Rabbi Israël naquit en 5570 (1810) dans la ville de Zaguer en Lituanie, de Rabbi Zéev Wolf, auteur de « Hagahot ben Arié » sur le Talmud.

Il fut d’abord élevé par son père, puis étudia chez Rabbi Tsvi Broïda, le Rav de Salant. Il réussissait très bien dans ses études, et avant d’avoir treize ans connaissait déjà tout le Talmud par cœur.

A dix-huit ans il s’installa à Salant, dont il porte le nom : Rabbi Israël Salanter. Outre sa grandeur en Torah, Rabbi Israël était un géant dans le domaine du moussar et des traits de caractère.

Il publia un article important du nom de Iggéret HaMoussar, où il invite le lecteur à étudier le moussar.
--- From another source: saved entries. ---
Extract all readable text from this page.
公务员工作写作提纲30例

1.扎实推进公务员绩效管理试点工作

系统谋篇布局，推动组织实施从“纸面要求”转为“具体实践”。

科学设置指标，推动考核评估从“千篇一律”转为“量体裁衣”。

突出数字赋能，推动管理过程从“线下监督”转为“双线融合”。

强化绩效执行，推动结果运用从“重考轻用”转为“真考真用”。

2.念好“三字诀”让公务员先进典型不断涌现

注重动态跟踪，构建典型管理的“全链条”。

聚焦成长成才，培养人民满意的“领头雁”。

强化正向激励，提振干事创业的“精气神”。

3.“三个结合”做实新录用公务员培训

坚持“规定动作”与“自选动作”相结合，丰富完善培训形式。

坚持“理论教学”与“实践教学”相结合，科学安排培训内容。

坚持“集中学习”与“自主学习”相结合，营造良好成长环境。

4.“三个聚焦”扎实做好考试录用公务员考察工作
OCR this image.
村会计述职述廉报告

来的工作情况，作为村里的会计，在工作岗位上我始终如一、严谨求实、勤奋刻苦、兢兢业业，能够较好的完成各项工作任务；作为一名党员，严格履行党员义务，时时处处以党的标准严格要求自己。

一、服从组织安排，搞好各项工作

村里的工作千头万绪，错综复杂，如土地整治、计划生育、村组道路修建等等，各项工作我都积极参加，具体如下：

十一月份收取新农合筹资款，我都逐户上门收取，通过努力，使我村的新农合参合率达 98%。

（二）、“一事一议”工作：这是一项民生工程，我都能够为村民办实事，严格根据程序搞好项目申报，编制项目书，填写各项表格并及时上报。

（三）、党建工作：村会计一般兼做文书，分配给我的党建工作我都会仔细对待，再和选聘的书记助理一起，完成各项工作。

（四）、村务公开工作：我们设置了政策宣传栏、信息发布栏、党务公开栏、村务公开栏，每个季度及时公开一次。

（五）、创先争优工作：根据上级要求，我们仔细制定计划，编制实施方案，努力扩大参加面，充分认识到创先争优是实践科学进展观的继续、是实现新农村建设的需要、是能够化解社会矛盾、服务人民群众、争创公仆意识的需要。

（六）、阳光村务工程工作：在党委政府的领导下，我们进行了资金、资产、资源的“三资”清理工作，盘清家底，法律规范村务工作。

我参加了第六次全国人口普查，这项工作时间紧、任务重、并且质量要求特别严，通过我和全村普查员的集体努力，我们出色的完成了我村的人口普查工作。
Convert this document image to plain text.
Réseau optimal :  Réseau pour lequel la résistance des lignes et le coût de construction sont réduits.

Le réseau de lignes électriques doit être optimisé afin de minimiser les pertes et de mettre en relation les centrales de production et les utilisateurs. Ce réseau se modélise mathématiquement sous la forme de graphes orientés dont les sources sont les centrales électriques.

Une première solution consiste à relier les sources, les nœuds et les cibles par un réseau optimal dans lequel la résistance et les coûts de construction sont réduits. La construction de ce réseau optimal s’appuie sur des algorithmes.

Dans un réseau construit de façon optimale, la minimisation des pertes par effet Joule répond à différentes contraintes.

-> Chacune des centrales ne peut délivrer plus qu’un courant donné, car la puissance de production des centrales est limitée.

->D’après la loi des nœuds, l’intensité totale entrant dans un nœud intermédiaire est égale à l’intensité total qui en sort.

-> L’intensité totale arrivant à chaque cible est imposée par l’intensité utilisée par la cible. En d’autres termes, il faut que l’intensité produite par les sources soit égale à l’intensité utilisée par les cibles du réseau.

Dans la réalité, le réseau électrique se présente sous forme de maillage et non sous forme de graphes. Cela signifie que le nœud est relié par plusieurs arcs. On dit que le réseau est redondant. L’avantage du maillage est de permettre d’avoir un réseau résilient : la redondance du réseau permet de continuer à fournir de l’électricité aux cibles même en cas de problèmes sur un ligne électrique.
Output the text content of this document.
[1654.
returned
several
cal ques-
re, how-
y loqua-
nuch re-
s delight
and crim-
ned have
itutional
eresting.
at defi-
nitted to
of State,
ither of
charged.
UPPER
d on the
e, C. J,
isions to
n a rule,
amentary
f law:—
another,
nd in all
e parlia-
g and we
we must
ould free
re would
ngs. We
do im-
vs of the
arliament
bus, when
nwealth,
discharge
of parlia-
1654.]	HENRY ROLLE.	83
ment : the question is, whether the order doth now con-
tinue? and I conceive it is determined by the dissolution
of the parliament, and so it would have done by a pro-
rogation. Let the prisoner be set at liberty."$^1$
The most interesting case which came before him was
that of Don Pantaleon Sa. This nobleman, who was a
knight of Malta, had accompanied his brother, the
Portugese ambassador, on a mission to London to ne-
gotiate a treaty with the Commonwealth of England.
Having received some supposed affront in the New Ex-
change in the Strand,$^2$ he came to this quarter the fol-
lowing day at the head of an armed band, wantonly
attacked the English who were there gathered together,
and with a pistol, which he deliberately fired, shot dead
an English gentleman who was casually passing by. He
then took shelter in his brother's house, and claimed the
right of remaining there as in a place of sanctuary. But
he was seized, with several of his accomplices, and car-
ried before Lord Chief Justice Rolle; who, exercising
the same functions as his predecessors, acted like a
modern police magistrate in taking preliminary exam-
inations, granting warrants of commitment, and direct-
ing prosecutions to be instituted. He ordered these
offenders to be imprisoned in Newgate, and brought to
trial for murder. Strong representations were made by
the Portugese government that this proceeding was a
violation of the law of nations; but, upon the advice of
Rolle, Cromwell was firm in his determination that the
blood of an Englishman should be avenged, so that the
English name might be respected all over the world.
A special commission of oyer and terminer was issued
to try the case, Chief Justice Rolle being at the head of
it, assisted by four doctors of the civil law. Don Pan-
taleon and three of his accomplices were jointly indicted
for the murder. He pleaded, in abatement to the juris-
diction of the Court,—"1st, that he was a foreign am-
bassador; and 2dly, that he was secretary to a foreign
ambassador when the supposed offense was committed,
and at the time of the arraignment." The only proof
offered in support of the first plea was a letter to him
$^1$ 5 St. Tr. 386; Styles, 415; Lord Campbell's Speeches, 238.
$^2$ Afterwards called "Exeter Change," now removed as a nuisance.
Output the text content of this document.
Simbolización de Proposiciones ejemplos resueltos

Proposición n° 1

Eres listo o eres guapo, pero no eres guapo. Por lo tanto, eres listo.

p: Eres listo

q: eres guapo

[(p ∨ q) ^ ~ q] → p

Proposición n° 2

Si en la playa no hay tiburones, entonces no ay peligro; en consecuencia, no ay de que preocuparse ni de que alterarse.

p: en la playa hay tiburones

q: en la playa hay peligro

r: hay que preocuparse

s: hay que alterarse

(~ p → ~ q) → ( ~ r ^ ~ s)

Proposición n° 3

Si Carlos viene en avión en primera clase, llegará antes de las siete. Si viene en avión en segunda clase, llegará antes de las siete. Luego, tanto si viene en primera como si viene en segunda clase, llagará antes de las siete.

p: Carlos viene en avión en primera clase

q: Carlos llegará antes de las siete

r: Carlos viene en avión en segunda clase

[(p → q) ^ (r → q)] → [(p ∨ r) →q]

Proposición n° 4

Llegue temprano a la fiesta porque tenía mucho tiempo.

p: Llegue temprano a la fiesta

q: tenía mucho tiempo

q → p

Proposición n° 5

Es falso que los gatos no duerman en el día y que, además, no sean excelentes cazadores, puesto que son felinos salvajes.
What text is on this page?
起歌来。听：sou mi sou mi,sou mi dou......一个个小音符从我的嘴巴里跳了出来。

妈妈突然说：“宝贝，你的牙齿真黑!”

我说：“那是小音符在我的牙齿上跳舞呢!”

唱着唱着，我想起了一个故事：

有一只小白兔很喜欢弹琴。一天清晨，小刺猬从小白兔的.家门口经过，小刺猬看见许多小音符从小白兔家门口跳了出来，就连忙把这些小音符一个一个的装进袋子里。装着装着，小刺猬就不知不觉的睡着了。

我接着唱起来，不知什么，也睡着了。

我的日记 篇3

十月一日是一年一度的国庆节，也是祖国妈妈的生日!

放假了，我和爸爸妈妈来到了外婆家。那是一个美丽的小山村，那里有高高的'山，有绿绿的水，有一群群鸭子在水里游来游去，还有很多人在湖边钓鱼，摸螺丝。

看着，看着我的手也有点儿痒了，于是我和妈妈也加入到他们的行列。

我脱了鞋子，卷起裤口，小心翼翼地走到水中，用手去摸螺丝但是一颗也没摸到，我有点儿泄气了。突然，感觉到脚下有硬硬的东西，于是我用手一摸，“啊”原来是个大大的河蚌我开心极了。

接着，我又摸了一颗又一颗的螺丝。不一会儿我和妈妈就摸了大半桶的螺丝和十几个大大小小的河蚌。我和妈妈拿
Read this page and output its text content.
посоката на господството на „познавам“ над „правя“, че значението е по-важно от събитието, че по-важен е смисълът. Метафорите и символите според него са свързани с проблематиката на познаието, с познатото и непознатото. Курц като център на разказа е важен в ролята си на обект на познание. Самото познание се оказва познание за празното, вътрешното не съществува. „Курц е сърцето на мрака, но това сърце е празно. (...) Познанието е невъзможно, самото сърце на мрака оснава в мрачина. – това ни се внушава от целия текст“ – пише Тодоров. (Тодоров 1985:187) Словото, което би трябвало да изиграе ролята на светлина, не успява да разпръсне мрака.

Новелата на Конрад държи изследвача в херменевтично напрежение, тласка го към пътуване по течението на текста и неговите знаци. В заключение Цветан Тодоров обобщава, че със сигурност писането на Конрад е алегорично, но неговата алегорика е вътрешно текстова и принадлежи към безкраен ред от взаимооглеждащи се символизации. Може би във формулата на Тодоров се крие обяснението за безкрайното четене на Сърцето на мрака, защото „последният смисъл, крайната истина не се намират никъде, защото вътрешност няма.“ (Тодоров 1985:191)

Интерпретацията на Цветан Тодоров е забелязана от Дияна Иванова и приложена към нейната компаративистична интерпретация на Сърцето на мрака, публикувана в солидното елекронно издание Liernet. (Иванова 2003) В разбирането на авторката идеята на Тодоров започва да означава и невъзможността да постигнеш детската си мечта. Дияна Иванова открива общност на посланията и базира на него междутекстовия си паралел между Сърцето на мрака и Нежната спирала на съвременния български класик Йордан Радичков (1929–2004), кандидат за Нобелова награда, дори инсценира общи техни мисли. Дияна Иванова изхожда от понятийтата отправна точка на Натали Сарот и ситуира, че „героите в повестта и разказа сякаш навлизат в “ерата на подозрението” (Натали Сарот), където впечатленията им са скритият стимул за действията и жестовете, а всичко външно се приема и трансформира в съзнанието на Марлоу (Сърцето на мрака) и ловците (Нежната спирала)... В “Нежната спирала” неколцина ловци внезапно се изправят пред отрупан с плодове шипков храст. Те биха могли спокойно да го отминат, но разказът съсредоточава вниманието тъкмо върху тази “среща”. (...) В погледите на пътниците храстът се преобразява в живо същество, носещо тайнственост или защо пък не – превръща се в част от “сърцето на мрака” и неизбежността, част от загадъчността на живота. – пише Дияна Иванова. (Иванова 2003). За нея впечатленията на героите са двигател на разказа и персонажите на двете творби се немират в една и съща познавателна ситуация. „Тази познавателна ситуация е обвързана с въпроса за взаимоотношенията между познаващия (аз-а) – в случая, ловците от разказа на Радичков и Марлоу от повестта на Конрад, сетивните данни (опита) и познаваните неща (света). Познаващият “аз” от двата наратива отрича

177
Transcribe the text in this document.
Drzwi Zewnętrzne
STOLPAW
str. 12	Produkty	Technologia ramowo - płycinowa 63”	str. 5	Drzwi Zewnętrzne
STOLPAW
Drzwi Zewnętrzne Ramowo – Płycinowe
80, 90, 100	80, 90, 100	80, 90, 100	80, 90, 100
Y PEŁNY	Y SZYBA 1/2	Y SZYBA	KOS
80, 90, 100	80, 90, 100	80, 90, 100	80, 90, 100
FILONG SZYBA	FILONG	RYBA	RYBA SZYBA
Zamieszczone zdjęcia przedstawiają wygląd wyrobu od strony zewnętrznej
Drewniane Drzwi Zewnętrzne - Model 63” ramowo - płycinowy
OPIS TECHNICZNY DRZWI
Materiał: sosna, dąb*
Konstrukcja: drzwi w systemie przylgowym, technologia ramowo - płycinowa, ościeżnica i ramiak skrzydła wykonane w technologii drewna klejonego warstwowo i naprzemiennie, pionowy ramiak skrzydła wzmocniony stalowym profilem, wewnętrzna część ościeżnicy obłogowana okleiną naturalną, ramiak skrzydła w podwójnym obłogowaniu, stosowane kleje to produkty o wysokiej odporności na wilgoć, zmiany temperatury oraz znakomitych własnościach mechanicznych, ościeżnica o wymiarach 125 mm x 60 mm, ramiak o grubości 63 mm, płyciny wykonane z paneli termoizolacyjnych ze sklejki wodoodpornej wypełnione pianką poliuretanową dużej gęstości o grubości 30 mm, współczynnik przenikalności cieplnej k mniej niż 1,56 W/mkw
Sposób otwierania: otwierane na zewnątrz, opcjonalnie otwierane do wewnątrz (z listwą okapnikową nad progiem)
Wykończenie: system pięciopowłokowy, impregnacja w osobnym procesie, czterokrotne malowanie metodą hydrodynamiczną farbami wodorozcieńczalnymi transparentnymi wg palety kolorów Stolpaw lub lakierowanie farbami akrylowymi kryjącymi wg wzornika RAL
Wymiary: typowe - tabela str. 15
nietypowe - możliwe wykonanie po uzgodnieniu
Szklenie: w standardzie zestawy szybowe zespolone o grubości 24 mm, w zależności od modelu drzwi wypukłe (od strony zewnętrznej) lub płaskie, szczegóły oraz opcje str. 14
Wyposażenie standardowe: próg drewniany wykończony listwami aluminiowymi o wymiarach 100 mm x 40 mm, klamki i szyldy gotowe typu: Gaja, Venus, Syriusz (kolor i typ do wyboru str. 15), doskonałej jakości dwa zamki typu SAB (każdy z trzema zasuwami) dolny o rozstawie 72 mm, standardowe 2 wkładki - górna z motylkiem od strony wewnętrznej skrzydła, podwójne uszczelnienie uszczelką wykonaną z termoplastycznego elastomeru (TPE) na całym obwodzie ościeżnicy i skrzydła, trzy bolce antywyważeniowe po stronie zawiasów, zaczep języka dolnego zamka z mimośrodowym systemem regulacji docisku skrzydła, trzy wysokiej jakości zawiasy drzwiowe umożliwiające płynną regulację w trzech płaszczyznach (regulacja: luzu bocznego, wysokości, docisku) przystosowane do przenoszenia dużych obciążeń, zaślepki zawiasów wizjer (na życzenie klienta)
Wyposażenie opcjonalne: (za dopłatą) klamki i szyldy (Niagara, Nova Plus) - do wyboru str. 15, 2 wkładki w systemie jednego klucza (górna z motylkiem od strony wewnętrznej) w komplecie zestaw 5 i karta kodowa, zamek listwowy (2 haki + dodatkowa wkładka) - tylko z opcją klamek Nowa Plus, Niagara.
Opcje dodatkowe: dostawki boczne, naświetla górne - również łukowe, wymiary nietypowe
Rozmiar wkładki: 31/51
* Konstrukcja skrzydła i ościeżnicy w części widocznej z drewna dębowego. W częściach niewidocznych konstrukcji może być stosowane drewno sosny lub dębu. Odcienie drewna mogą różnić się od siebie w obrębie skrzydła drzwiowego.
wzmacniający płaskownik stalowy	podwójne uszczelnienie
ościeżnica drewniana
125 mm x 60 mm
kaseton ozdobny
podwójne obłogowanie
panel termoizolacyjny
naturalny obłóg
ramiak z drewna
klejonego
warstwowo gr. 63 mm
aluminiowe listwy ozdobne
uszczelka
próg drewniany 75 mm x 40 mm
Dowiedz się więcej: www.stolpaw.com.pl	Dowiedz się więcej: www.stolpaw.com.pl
Cet article s’est répandu dans toutes les yéchivot, et l’on s’est mis à étudier en profondeur ses saintes paroles. Ce fut le point de départ d’un grand mouvement, le mouvement du moussar.

En 5643 (1883), alors qu’il se trouvait à Koenigsberg, Rabbi Israël tomba malade, et le 25 Chevat, son âme pure monta au Ciel.

Il n’a pas laissé de livres, mais il a laissé des disciples qui ont répandu sa Torah dans le monde entier.